A question about the Tannaka-Krein reconstruction of finite groups

I don't think you've made an error. There's a version of Tannakian reconstruction for merely monoidal categories with fiber functors. Namely, a finite dimensional Hopf algebra is the same thing as a finite tensor category together with a monoidal functor to vector spaces. See Theorem 5.3.12 of the Tensor Categories. This reconstruction is compatible with the one for groups, in the sense that the Hopf algebra you recover is $k[G]$. However, for the Hopf algebra one you look at all endomorphisms instead of tensor isomorphisms. If you start with H-mod for a Hopf algebra H and look at $\mathrm{Aut}^\otimes(F)$ you'll end up with the group G of grouplike elements of H, and Rep(G) will not be the same as H-mod because H is not spanned by its grouplike elements.

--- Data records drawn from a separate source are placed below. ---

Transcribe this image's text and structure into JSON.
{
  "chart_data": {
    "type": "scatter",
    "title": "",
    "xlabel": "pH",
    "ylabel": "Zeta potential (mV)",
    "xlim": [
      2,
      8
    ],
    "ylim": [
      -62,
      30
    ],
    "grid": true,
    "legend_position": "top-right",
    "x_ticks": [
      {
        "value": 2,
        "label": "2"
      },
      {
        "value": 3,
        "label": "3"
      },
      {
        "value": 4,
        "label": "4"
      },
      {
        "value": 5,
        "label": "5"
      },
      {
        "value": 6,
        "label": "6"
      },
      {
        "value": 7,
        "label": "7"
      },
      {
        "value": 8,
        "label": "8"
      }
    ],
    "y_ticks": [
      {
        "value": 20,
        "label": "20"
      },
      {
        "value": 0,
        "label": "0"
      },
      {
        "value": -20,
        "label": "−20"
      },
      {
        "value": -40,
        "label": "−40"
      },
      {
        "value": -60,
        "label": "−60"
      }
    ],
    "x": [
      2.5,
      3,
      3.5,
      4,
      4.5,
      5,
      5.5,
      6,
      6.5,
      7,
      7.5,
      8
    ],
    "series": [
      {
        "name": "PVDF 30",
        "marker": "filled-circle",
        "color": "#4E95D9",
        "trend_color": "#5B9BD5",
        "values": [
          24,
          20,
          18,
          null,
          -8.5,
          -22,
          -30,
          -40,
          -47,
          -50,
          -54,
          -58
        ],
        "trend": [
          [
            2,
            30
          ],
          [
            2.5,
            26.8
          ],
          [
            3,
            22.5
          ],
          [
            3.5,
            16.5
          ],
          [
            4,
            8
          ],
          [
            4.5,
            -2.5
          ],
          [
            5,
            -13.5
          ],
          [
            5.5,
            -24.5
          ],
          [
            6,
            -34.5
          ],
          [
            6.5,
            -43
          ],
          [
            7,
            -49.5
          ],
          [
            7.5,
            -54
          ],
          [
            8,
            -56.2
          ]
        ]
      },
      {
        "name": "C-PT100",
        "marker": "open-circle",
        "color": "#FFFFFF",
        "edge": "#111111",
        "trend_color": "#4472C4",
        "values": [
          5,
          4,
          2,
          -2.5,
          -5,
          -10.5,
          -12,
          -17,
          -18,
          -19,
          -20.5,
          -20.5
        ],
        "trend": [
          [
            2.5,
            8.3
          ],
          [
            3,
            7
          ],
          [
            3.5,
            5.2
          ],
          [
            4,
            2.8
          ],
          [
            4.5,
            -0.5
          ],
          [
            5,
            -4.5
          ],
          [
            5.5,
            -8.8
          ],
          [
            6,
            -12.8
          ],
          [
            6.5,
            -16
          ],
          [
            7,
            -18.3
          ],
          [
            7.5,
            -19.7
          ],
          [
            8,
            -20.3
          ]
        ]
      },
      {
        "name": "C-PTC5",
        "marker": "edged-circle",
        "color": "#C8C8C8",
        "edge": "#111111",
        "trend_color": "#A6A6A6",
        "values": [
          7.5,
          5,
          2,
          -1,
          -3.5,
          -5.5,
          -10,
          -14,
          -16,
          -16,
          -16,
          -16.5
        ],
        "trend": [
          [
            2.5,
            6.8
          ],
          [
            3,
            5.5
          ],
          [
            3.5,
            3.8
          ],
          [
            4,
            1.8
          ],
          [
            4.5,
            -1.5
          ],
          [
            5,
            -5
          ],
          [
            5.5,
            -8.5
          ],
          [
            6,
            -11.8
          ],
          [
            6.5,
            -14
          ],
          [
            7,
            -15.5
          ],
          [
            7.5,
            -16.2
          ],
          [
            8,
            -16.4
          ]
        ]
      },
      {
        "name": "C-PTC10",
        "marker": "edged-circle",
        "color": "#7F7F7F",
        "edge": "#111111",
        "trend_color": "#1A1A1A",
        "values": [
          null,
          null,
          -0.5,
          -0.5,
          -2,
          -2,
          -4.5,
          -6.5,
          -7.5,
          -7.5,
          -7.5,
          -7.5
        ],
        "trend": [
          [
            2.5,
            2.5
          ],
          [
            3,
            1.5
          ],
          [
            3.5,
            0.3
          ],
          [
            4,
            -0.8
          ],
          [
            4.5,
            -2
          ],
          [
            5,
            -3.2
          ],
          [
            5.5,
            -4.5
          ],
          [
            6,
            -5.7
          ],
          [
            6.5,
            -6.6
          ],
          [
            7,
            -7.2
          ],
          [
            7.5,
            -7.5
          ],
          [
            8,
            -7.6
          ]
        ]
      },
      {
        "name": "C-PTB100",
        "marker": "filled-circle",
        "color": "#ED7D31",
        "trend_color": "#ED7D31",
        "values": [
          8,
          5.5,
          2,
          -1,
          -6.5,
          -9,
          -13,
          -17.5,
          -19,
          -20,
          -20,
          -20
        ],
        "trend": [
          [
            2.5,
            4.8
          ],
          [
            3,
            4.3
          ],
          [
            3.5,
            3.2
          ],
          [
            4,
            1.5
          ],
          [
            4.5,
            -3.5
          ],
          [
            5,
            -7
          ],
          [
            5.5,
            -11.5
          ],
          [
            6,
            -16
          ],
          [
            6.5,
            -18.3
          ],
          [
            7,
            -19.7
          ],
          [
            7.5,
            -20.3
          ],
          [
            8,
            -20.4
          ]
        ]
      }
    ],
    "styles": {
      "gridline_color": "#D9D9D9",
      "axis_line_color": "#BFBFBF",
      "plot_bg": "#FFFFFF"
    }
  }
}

Although you already have one sufficient answer, I thought I would add here that Etingof and Gelaki, "Isocategorical groups" considered exactly this question. For finite groups, they gave a complete characterization of when two non-isomorphic finite groups can have the same monoidal categories $rep(G)$ (ignoring the symmetric structure). One consequence of their characterization is that all finite groups of odd order, or twice odd order, and all simple finite groups are determined even by $rep(G)$ considered only as a monoidal category.